You just shouldn't have to hide who you are June2017.  If you do, time to find new friends.  

 

12 minutes ago, Backinthesaddleagain said:

It sounds more like a "circle of jerks". As others have said, you need to find new friends.

I'm involved in politics too and this is the only group I know. On top of it I kinda emulated their non tolerant approach and effectively lost a few friends and a budding relationship with a really beautiful girl whom I was lovestruck with.

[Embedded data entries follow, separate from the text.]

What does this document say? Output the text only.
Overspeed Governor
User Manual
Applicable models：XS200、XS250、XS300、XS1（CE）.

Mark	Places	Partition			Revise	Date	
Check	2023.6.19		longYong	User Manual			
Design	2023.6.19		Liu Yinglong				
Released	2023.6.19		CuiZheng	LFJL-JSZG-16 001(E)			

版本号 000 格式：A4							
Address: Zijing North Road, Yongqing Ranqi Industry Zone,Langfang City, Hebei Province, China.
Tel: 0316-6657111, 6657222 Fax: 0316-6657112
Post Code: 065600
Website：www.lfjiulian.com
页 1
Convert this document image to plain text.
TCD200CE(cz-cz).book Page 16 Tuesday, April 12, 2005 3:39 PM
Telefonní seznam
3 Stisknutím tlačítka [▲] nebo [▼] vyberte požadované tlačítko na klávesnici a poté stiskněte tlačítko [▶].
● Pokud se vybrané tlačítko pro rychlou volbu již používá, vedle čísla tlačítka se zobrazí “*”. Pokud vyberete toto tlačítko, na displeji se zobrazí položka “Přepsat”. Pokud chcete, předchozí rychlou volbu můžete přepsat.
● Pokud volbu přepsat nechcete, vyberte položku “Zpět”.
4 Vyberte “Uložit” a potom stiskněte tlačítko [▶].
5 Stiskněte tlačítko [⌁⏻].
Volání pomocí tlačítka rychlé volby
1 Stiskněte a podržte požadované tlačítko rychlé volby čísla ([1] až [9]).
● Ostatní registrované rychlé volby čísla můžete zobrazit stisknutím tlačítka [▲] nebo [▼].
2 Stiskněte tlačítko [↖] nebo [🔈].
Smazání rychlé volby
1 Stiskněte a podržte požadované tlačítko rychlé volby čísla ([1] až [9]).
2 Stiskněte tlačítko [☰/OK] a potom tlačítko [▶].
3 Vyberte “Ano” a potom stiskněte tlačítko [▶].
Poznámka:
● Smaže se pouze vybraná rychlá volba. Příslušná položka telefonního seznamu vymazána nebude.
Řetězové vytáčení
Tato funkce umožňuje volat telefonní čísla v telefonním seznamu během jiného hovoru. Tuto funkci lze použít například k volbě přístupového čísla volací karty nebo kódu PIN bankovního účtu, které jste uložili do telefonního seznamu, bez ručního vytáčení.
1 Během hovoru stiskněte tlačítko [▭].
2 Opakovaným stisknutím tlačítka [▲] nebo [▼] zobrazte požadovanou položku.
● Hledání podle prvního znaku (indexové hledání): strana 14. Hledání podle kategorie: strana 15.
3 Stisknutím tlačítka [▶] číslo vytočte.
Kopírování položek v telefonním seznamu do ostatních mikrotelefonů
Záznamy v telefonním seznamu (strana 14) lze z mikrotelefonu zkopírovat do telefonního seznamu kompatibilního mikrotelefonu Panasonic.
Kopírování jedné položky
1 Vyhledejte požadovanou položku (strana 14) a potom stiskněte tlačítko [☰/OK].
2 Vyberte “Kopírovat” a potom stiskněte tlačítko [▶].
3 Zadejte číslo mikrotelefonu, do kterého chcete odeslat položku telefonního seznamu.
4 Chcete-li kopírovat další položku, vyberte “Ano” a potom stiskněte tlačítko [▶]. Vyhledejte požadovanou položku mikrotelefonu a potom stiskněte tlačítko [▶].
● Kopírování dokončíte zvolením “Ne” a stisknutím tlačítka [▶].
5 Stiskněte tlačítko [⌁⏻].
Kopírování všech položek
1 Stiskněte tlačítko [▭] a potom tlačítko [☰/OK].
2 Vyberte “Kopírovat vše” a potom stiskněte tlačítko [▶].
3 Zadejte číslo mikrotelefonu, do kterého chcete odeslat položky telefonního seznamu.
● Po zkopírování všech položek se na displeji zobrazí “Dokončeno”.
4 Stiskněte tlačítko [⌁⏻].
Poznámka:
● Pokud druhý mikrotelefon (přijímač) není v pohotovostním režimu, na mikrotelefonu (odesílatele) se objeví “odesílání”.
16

They do know I go to synagogues though and they remain silent on that.

Posted

You need people who aren't as "out there" and who you don't have to pretend with.  You sound young.  You can just walk up and make new friends.  I once had someone caution me when I was about to enter college, "Don't just take up with the first group you talk to; be selective because whoever you start out with, that's who you'll end up with most likely."  They were just saying don't let friends just happen to you .  I should have listened!  In school, it's easy to make friends.  

Posted
7 minutes ago, preraph said:

You need people who aren't as "out there" and who you don't have to pretend with.  You sound young.  You can just walk up and make new friends.  I once had someone caution me when I was about to enter college, "Don't just take up with the first group you talk to; be selective because whoever you start out with, that's who you'll end up with most likely."  They were just saying don't let friends just happen to you .  I should have listened!  In school, it's easy to make friends.  

Someone once told me "Tell me who your friends are and I will tell you who you are". Don't be friends with d-bags.